Priority: Medium Scope: Small

The promptbuilder package exists but the controller builds engine.Task directly from ticket fields without calling through the promptbuilder. A guardrails.md ConfigMap is not currently mounted or injected.

  • [ ] Wire promptbuilder.BuildPrompt (or equivalent) into ProcessTicket
  • [ ] Mount operator-provided guardrails.md ConfigMap into agent pods
  • [ ] Append content to every agent prompt before BuildExecutionSpec

Task-Profile File Pattern Enforcement

Priority: Medium Scope: Medium

TaskProfileConfig (allowed_file_patterns, blocked_file_patterns) is parsed and stored but not enforced. The controller reads AllowedTaskTypes for early rejection but does not translate profile constraints into agent pod configuration.

  • [ ] Translate blocked_file_patterns into hook environment variables or engine config
  • [ ] Apply per-profile cost and duration overrides at job creation time

Leader Election (Controller HA)

Priority: Low Scope: Medium Dependencies: controller-runtime Lease support (already in the dependency tree)

The controller currently runs as a single replica. Leader election via Kubernetes Lease objects would allow multiple replicas with automatic failover.

  • [ ] Add --leader-elect flag and Lease RBAC to the Helm chart
  • [ ] Wire leaderElect option in main.go controller startup

Built-in AWS Secrets Manager Backend

Priority: Medium Scope: Medium Dependencies: Secrets plugin interface (complete), IRSA documentation

A native aws-sm backend using the AWS SDK for Go v2 that resolves aws-sm://secret-name#key URIs directly against AWS Secrets Manager. On EKS with IRSA, authentication is automatic (no static credentials). This removes the need for a separate gRPC plugin binary or External Secrets Operator for teams that want direct AWS SM integration.

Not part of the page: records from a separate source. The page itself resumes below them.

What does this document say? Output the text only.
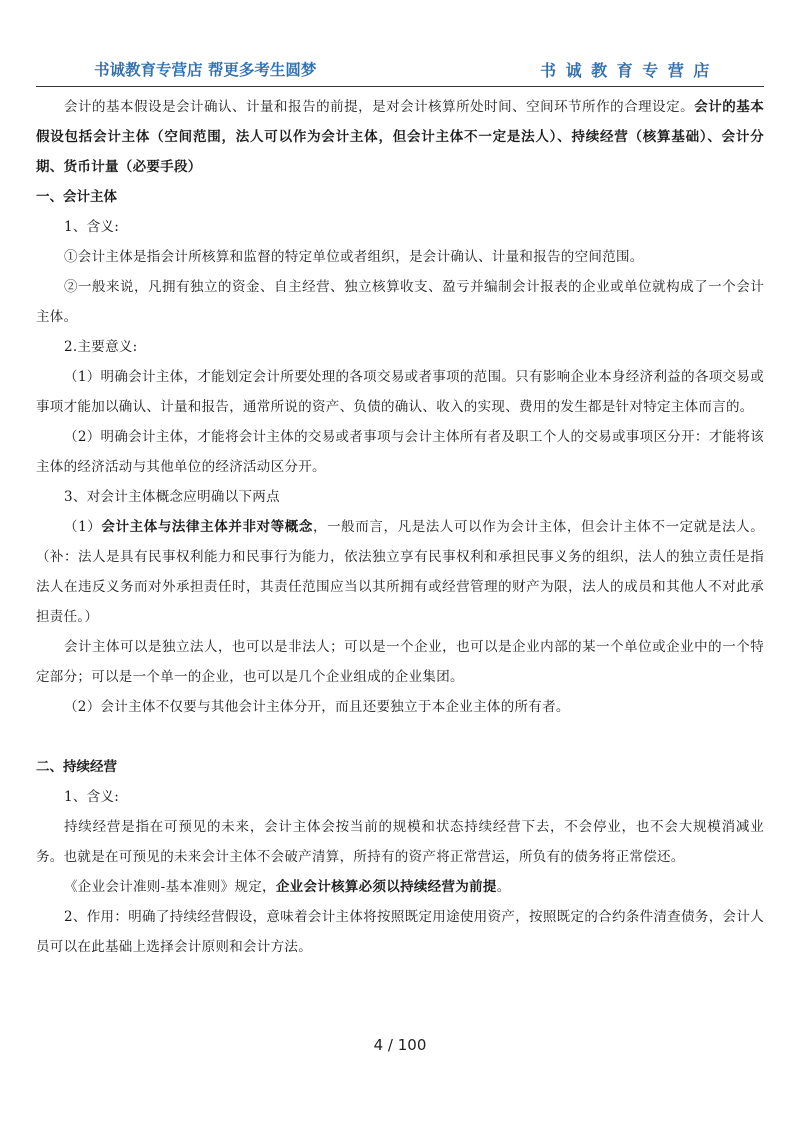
书诚教育专营店 帮更多考生圆梦	书 诚 教 育 专 营 店

会计的基本假设是会计确认、计量和报告的前提，是对会计核算所处时间、空间环节所作的合理设定。会计的基本假设包括会计主体（空间范围，法人可以作为会计主体，但会计主体不一定是法人）、持续经营（核算基础）、会计分期、货币计量（必要手段）

一、会计主体

1、含义:

①会计主体是指会计所核算和监督的特定单位或者组织，是会计确认、计量和报告的空间范围。

②一般来说，凡拥有独立的资金、自主经营、独立核算收支、盈亏并编制会计报表的企业或单位就构成了一个会计主体。

2.主要意义:

（1）明确会计主体，才能划定会计所要处理的各项交易或者事项的范围。只有影响企业本身经济利益的各项交易或事项才能加以确认、计量和报告，通常所说的资产、负债的确认、收入的实现、费用的发生都是针对特定主体而言的。

（2）明确会计主体，才能将会计主体的交易或者事项与会计主体所有者及职工个人的交易或事项区分开：才能将该主体的经济活动与其他单位的经济活动区分开。

3、对会计主体概念应明确以下两点

（1）会计主体与法律主体并非对等概念，一般而言，凡是法人可以作为会计主体，但会计主体不一定就是法人。（补：法人是具有民事权利能力和民事行为能力，依法独立享有民事权利和承担民事义务的组织，法人的独立责任是指法人在违反义务而对外承担责任时，其责任范围应当以其所拥有或经营管理的财产为限，法人的成员和其他人不对此承担责任。）

会计主体可以是独立法人，也可以是非法人；可以是一个企业，也可以是企业内部的某一个单位或企业中的一个特定部分；可以是一个单一的企业，也可以是几个企业组成的企业集团。

（2）会计主体不仅要与其他会计主体分开，而且还要独立于本企业主体的所有者。

二、持续经营

1、含义:

持续经营是指在可预见的未来，会计主体会按当前的规模和状态持续经营下去，不会停业，也不会大规模消减业务。也就是在可预见的未来会计主体不会破产清算，所持有的资产将正常营运，所负有的债务将正常偿还。

《企业会计准则-基本准则》规定，企业会计核算必须以持续经营为前提。

2、作用：明确了持续经营假设，意味着会计主体将按照既定用途使用资产，按照既定的合约条件清查债务，会计人员可以在此基础上选择会计原则和会计方法。

4 / 100
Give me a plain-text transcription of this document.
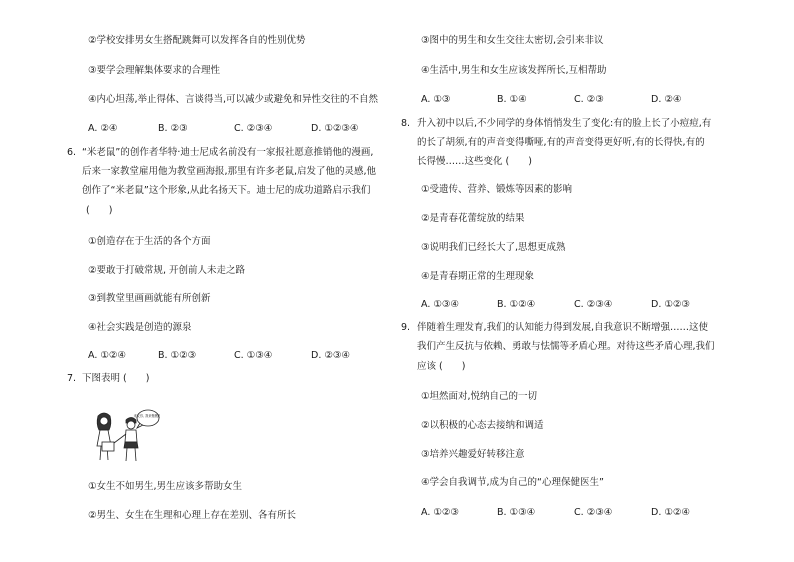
②学校安排男女生搭配跳舞可以发挥各自的性别优势
③要学会理解集体要求的合理性
④内心坦荡,举止得体、言谈得当,可以减少或避免和异性交往的不自然
A. ②④	B. ②③	C. ②③④	D. ①②③④
6. “米老鼠”的创作者华特·迪士尼成名前没有一家报社愿意推销他的漫画,
后来一家教堂雇用他为教堂画海报,那里有许多老鼠,启发了他的灵感,他
创作了“米老鼠”这个形象,从此名扬天下。迪士尼的成功道路启示我们
(　　)
①创造存在于生活的各个方面
②要敢于打破常规, 开创前人未走之路
③到教堂里画画就能有所创新
④社会实践是创造的源泉
A. ①②④	B. ①②③	C. ①③④	D. ②③④
7. 下图表明 (　　)
来友你, 我来搬搬吧!
①女生不如男生,男生应该多帮助女生
②男生、女生在生理和心理上存在差别、各有所长
③图中的男生和女生交往太密切,会引来非议
④生活中,男生和女生应该发挥所长,互相帮助
A. ①③	B. ①④	C. ②③	D. ②④
8. 升入初中以后,不少同学的身体悄悄发生了变化:有的脸上长了小痘痘,有
的长了胡须,有的声音变得嘶哑,有的声音变得更好听,有的长得快,有的
长得慢……这些变化 (　　)
①受遗传、营养、锻炼等因素的影响
②是青春花蕾绽放的结果
③说明我们已经长大了,思想更成熟
④是青春期正常的生理现象
A. ①③④	B. ①②④	C. ②③④	D. ①②③
9. 伴随着生理发育,我们的认知能力得到发展,自我意识不断增强……这使
我们产生反抗与依赖、勇敢与怯懦等矛盾心理。对待这些矛盾心理,我们
应该 (　　)
①坦然面对,悦纳自己的一切
②以积极的心态去接纳和调适
③培养兴趣爱好转移注意
④学会自我调节,成为自己的“心理保健医生”
A. ①②③	B. ①③④	C. ②③④	D. ①②④
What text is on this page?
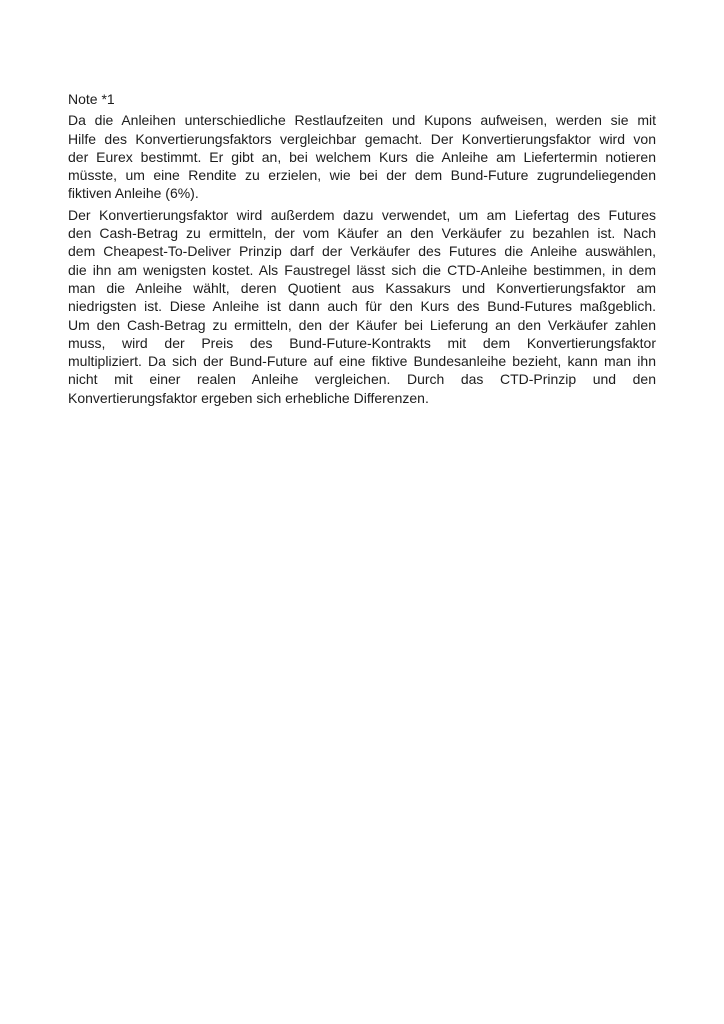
Note *1
Da die Anleihen unterschiedliche Restlaufzeiten und Kupons aufweisen, werden sie mit
Hilfe des Konvertierungsfaktors vergleichbar gemacht. Der Konvertierungsfaktor wird von
der Eurex bestimmt. Er gibt an, bei welchem Kurs die Anleihe am Liefertermin notieren
müsste, um eine Rendite zu erzielen, wie bei der dem Bund-Future zugrundeliegenden
fiktiven Anleihe (6%).
Der Konvertierungsfaktor wird außerdem dazu verwendet, um am Liefertag des Futures
den Cash-Betrag zu ermitteln, der vom Käufer an den Verkäufer zu bezahlen ist. Nach
dem Cheapest-To-Deliver Prinzip darf der Verkäufer des Futures die Anleihe auswählen,
die ihn am wenigsten kostet. Als Faustregel lässt sich die CTD-Anleihe bestimmen, in dem
man die Anleihe wählt, deren Quotient aus Kassakurs und Konvertierungsfaktor am
niedrigsten ist. Diese Anleihe ist dann auch für den Kurs des Bund-Futures maßgeblich.
Um den Cash-Betrag zu ermitteln, den der Käufer bei Lieferung an den Verkäufer zahlen
muss, wird der Preis des Bund-Future-Kontrakts mit dem Konvertierungsfaktor
multipliziert. Da sich der Bund-Future auf eine fiktive Bundesanleihe bezieht, kann man ihn
nicht mit einer realen Anleihe vergleichen. Durch das CTD-Prinzip und den
Konvertierungsfaktor ergeben sich erhebliche Differenzen.
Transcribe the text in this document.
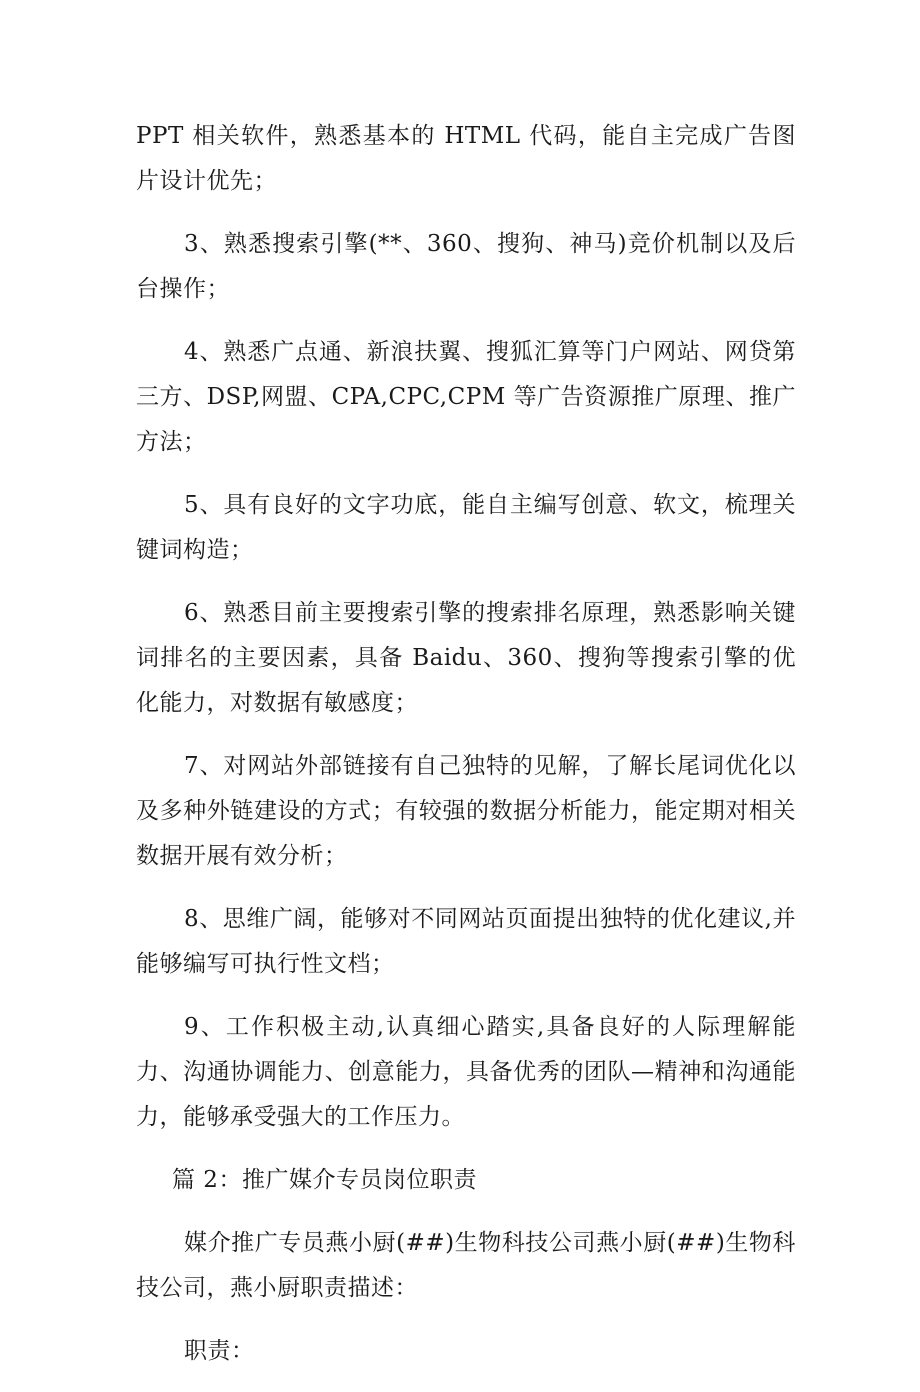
PPT 相关软件，熟悉基本的 HTML 代码，能自主完成广告图片设计优先；

3、熟悉搜索引擎(**、360、搜狗、神马)竞价机制以及后台操作；

4、熟悉广点通、新浪扶翼、搜狐汇算等门户网站、网贷第三方、DSP,网盟、CPA,CPC,CPM 等广告资源推广原理、推广方法；

5、具有良好的文字功底，能自主编写创意、软文，梳理关键词构造；

6、熟悉目前主要搜索引擎的搜索排名原理，熟悉影响关键词排名的主要因素，具备 Baidu、360、搜狗等搜索引擎的优化能力，对数据有敏感度；

7、对网站外部链接有自己独特的见解，了解长尾词优化以及多种外链建设的方式；有较强的数据分析能力，能定期对相关数据开展有效分析；

8、思维广阔，能够对不同网站页面提出独特的优化建议,并能够编写可执行性文档；

9、工作积极主动,认真细心踏实,具备良好的人际理解能力、沟通协调能力、创意能力，具备优秀的团队—精神和沟通能力，能够承受强大的工作压力。

篇 2：推广媒介专员岗位职责

媒介推广专员燕小厨(##)生物科技公司燕小厨(##)生物科技公司，燕小厨职责描述：

职责：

  • [x] pkg/plugin/secrets/awssm/ — built-in backend implementation
  • [ ] IRSA service account annotation in Helm chart (opt-in)
  • [x] Secret caching with configurable TTL (avoid per-request API calls)
  • [x] Cross-account assume-role support for multi-tenant deployments
  • [ ] Integration tests with localstack
  • [x] Documentation in docs/plugins/secrets.md

Namespace-Per-Tenant Isolation

Priority: Low Scope: Large

TenancyConfig and TenantConfig are defined in the config schema but have no runtime effect. Namespace-per-tenant isolation (dedicated RBAC, secrets, quotas per tenant) is not implemented.

  • [ ] Implement tenant namespace routing in the reconciler
  • [ ] Per-tenant ticketing and secrets config dispatch
  • [ ] RBAC generation in the Helm chart

3. High-Priority Upcoming


10. Agent Dashboard (Web UI)

Priority: High Scope: Large (new service) Dependencies: Real-time streaming (done), TaskRun store (done)

A web dashboard for real-time agent observability and control.

Approach options: - Grafana-based — Prometheus metrics + Loki logs + custom panels. Lowest effort, read-only. Good for internal ops teams. - Custom UI — Go backend + React/Next.js. Interactive approve/cancel/retry, live streaming via SSE/WebSocket. More effort but purpose-built. - Hybrid — Grafana for metrics + thin custom UI for interactive actions.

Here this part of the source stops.